Kepala Bidang Pengendalian Ketentraman dan Ketertiban Umum serta Perlindungan Masyarakat Satpol PP Surabaya, Irna Pawanti, menyatakan pihaknya telah menyiapkan langkah tegas untuk menjaga ketertiban.
“Aplikasi itu viral, kami akan melakukan penjagaan sehingga jika ada indikasi pencari koin jagat, akan kami lakukan penghalauan. Apabila tidak merusak, silakan saja, namun jika aktivitas tersebut sampai merusak fasilitas umum, maka akan kami tindak,” ujar Irna, Minggu (12/1/2025).
Menurut Irna, pihaknya menerima sejumlah laporan kerusakan yang dilakukan oleh para pengguna aplikasi tersebut. Di antaranya, pembongkaran batu pembatas di trotoar dan bollard ball di Jalan Pahlawan.
“Di Jalan Pahlawan, ada yang membongkar bollard ball untuk mencari koin jagat. Saat dihampiri, pelaku melarikan diri. Di Taman Bungkul dan Taman Teratai juga ada beberapa kerusakan di sana,” jelasnya.
Selain kerusakan fasilitas, aktivitas pencari koin juga menimbulkan keresahan warga, seperti penggunaan senter yang diarahkan ke rumah-rumah untuk menemukan koin virtual.

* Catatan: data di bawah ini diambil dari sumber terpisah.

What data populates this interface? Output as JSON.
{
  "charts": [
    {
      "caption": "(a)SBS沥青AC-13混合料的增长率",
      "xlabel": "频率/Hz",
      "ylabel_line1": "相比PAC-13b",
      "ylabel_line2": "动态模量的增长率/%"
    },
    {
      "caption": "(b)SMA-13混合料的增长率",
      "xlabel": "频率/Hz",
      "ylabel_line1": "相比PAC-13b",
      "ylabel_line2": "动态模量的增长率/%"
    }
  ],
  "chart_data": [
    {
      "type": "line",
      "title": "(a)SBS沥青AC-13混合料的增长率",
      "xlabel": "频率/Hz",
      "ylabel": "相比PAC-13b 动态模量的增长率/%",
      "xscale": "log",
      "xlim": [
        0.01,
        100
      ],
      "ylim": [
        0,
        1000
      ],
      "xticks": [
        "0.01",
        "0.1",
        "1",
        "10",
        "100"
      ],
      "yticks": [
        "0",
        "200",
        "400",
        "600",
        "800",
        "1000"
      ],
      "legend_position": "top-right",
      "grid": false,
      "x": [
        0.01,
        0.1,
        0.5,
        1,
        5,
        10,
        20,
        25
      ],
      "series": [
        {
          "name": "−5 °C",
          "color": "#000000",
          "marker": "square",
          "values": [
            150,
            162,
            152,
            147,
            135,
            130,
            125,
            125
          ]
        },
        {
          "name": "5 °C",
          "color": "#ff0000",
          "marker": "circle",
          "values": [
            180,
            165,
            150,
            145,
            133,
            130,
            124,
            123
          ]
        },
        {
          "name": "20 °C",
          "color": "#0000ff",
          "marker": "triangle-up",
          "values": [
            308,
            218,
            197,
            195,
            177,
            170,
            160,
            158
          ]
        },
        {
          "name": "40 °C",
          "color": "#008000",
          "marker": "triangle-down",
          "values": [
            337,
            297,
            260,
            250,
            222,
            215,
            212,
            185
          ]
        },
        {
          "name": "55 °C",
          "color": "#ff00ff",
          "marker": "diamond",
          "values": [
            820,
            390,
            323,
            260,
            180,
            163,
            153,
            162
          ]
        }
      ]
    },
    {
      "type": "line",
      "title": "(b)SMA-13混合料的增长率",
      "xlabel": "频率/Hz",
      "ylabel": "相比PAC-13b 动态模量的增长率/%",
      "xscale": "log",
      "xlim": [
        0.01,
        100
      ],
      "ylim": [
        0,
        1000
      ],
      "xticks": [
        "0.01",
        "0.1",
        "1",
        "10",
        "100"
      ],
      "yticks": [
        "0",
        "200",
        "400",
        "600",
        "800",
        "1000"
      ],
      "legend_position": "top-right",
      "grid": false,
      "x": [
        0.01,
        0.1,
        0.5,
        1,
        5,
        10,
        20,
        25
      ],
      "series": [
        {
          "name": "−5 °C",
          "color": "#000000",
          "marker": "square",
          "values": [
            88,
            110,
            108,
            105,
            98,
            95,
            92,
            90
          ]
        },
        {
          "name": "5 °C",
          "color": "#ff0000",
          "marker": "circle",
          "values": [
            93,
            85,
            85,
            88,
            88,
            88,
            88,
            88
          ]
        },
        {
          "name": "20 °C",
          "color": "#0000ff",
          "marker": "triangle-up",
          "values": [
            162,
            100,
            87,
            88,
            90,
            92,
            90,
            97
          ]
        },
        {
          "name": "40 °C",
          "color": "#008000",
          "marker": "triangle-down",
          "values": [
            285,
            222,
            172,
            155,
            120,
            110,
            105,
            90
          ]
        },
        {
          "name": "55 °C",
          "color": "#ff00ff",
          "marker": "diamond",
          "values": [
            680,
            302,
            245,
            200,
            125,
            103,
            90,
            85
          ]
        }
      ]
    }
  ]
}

Menanggapi kondisi tersebut, Satpol PP Surabaya akan meningkatkan patroli di sejumlah fasilitas umum. Langkah ini juga diiringi ajakan kepada masyarakat untuk melaporkan setiap tindakan meresahkan atau perusakan yang terjadi.
“Kami akan patroli di jalan Surabaya. Kami juga meminta warga yang mengetahui adanya pencari koin yang merusak atau membongkar fasilitas untuk melaporkan ke petugas kami,” tegas Irna.
Ia menambahkan, pihaknya akan memberikan sanksi tegas bagi pelaku yang terbukti merusak fasilitas milik Pemkot Surabaya.
“Walaupun ini permainan, namun jika ada perbuatan yang merusak aset Pemkot, maka perbuatannya termasuk pelanggaran. Maka, akan kami kenakan sanksi yang tegas,” pungkasnya.
Satpol PP berharap masyarakat dapat memanfaatkan aplikasi dengan bijak tanpa merugikan pihak lain maupun merusak fasilitas umum.